Uganda’s HIV rate has been rising in recent times, confounding officials who succeeded in reducing the prevalence from 18 percent in 1992 to 6.4 percent in 2005. Now the rate stands at 7.3 percent, according to the most recent survey by Uganda’s Ministry of Health. Ugandan health officials say more married couples are getting infected, in part because of what campaigners have dubbed a “sexual network” in which married people keep secret lovers. Billboards in Kampala, the Ugandan capital, urge couples to “put your love to the test” by testing for HIV.

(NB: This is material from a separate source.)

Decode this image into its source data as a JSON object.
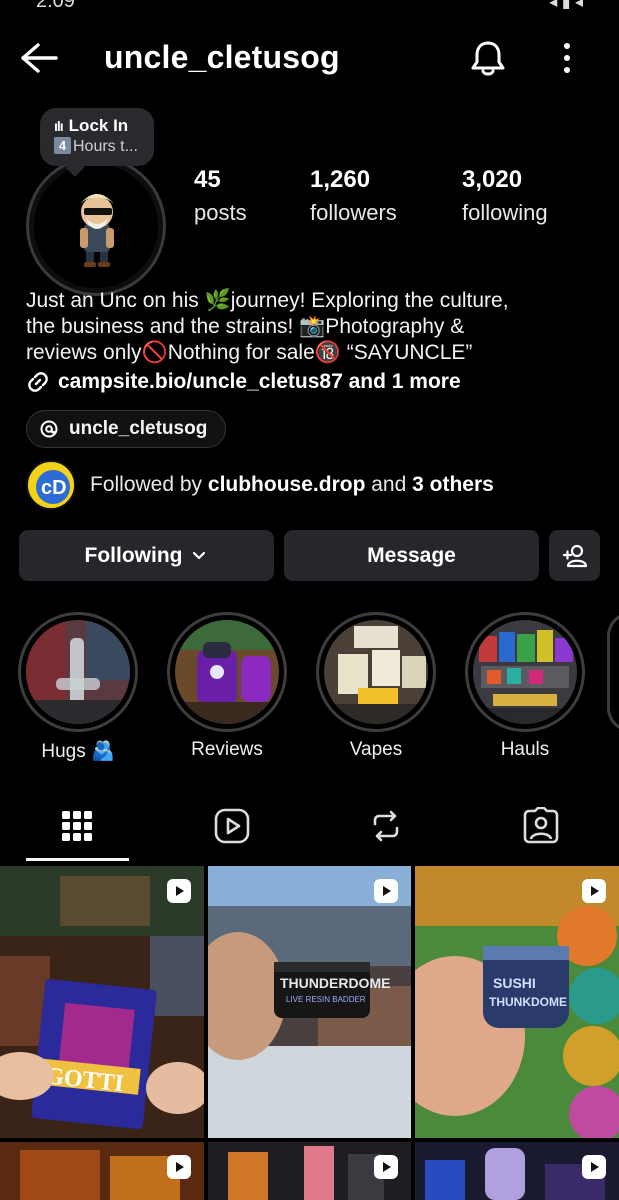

Ugandan President Yoweri Museveni last year publicly tested for HIV in a bid to spark similar action among reluctant Ugandans. Although being HIV positive no longer spells a death sentence, even for poor Ugandans, public knowledge of one’s HIV-positive status can destroy a life. A Ugandan man who worked in the presidential palace as a gardener recently accused his bosses of firing him after they discovered that he was infected with HIV.
Ugandan Maj. Rubaramira Ruranga, one of few officials who have publicly revealed they have HIV in a bid to discourage stigma, said the case against the nurse proves that “stigma still rages on” in Uganda.
“If I were her I would be very angry, I would feel isolated and I would feel dejected,” he said. “She was brutalized.”